A trio of tie-barred bills have been introduced in the state Senate that would change the mechanism by which roads are funded. If one of them receives the state Legislature’s blessing, voters may see the initiative on the 2012 general election ballot.
State Sen. Howard Walker (R-Traverse City) introduced Senate Joint Resolution (SJR) N on Tuesday, Oct. 4, seeking to amend Section 8 of Article IX of the Michigan Constitution by imposing a 1-percent sales tax on gross taxable sales of tangible personal property by retailers.
The revenue would then be dedicated to the state’s Comprehensive Transportation Fund.
“The bills were introduced because the gas tax (revenue) coming in continues to decline,” said Eric Dean, Walker’s chief of staff. “People are driving less and going on fewer vacations due to the economy. With the fuel economy vehicles, less gasoline is needed, so the trend will continue into the future. We need a more stable funding source, and the sales tax provides that stability.”
Senate Bills (SBs) 714 and 715 seek to repeal the Motor Carrier Fuel Act, should the electorate vote in favor of the resolution at the polls.
It is uncertain how new legislation would impact the Road Commission for Oakland County (RCOC) given that state revenues — derived primarily from the state-collected fuel taxes and vehicle-registration fees — are the road commission’s largest source of funding and the main funding source for RCOC operations.
“No. 1, we understand the legislation is intended to be revenue-neutral. While we don’t want to lose money, it doesn’t solve the funding problem for roads,” said RCOC Spokesperson Craig Bryson.
“One concern we have, however, is that the gas and diesel tax, and registration fees, are constitutionally guaranteed. If replaced, we’re not given a guarantee, and if the budget gets tight, the concern is they could pull it and use it for the general fund,” Bryson said.
However, Dean contends that the funding mechanism would be air-tight.
“This would be constitutionally-dedicated to the Michigan Transportation Fund and couldn’t be diverted for other purposes,” Dean said.
According to Dean, an analysis done in February shows the state’s gas tax yielded $826 million in Fiscal Year (FY) 2010-11 and the diesel tax netted $115 million for a total of $941 million. This pales in comparison to the $1 billion in revenues the 1-percent sales tax would generate, as revealed at the 2011 Consensus Revenue Estimating Conference, Dean said.
Sen. Dave Robertson (R-Waterford) said he isn’t ready to take a stand on the legislation.
“I’m not inclined to support a tax increase or take a position before hearing testimony in committee,” he said. “My focus is on cost containment in transportation and getting more road value for the dollar.”
Robertson noted that the state should be pushing for more federal tax dollars.
“We only get 92 cents back from every federal tax dollar (sent) — we’re still a donor state,” he said. “I’d like to see the federal funding changed. We have helped other states so its their turn to help us.”
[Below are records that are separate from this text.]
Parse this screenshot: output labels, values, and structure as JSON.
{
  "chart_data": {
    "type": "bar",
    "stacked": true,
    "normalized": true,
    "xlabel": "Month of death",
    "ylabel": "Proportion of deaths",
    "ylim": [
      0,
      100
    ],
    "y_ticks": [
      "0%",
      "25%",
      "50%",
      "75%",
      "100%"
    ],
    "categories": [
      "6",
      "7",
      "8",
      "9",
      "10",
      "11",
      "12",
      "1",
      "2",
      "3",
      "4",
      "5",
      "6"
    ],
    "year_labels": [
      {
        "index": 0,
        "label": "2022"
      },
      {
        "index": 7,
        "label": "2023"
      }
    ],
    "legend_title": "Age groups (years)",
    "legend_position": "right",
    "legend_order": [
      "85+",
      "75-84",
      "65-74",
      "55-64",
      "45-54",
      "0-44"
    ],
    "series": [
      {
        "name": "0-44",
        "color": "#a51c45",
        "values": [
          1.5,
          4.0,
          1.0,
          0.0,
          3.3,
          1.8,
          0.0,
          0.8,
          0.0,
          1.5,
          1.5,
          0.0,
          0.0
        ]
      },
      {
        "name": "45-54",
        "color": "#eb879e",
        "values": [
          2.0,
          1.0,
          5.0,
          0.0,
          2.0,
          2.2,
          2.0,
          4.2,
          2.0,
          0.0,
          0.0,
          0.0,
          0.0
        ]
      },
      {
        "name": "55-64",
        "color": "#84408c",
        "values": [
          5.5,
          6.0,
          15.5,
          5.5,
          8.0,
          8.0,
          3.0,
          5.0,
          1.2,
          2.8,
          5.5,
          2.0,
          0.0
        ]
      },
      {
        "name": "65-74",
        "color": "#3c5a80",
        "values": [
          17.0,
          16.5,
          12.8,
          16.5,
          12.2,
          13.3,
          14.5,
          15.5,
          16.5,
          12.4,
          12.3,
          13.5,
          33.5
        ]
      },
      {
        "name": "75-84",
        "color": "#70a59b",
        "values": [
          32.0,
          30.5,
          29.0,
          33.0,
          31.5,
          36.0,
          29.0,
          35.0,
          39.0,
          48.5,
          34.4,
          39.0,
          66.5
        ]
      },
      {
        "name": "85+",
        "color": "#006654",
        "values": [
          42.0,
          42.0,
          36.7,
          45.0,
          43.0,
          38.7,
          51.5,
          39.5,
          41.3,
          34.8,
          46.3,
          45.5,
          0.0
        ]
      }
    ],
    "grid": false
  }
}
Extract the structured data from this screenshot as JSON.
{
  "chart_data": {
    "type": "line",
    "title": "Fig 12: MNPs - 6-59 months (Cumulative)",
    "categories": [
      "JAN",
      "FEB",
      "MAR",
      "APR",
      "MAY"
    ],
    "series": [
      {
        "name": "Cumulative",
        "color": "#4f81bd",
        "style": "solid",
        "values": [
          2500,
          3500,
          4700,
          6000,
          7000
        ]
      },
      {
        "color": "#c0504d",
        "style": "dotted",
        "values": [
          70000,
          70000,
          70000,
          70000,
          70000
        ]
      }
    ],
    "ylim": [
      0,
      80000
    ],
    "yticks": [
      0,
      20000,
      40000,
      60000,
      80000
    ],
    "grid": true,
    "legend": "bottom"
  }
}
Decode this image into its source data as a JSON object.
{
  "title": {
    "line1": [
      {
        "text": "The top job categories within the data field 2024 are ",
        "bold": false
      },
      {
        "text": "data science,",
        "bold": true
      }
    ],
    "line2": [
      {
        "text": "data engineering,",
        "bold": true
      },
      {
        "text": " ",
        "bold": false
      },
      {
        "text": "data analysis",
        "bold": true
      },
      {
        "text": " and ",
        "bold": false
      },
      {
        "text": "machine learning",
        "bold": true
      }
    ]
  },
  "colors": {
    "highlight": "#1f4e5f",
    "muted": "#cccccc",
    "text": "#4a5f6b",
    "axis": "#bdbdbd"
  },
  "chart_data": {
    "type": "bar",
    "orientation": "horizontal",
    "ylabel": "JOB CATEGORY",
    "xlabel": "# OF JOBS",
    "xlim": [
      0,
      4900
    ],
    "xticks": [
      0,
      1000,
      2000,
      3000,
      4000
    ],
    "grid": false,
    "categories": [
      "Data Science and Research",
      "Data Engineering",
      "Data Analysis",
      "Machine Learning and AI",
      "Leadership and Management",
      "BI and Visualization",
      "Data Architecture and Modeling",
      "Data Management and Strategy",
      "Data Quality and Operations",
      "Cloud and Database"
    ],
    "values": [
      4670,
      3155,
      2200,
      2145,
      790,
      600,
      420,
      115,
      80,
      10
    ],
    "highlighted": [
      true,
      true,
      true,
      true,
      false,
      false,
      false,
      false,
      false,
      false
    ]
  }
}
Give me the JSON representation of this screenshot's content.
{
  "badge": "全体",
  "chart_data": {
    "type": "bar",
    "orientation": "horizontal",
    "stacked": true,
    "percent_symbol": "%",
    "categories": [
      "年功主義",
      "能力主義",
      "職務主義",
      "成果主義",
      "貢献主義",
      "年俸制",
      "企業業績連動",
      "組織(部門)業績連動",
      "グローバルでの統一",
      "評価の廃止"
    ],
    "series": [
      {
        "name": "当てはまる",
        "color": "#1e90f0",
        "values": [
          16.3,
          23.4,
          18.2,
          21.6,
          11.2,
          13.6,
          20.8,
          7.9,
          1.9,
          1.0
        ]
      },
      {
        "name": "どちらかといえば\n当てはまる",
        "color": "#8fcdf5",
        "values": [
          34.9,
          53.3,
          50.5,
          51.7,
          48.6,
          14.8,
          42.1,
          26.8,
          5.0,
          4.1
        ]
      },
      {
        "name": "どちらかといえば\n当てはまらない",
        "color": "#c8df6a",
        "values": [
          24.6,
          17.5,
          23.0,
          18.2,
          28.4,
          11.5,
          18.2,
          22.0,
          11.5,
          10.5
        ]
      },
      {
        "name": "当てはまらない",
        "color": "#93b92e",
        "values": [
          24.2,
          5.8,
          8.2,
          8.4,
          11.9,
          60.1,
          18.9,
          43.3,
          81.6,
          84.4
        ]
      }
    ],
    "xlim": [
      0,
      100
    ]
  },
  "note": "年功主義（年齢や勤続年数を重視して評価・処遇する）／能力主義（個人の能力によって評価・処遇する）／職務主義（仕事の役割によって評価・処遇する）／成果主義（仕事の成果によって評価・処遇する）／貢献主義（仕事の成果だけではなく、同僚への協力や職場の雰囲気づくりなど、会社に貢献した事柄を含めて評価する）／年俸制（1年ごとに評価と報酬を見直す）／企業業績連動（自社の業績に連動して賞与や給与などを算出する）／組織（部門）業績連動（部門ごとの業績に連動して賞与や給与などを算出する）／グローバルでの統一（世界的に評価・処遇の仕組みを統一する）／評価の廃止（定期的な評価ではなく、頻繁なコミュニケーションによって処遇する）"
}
By repealing the gas and diesel tax, stakeholders would save at the pump — another benefit, according to Dean.
“It would provide an immediate reduction at the pump of 19 cents for each gallon,” Dean said, adding that the legislation is a new take on how to fix roads while not penalizing the voters with a new tax.
“We’re hopeful that as we work through the process, folks will see (that) the proposal provides stability without a tax increase that some legislators have called for,” Dean said.
The tie-barred bills are currently in the hands of the Senate Finance Committee.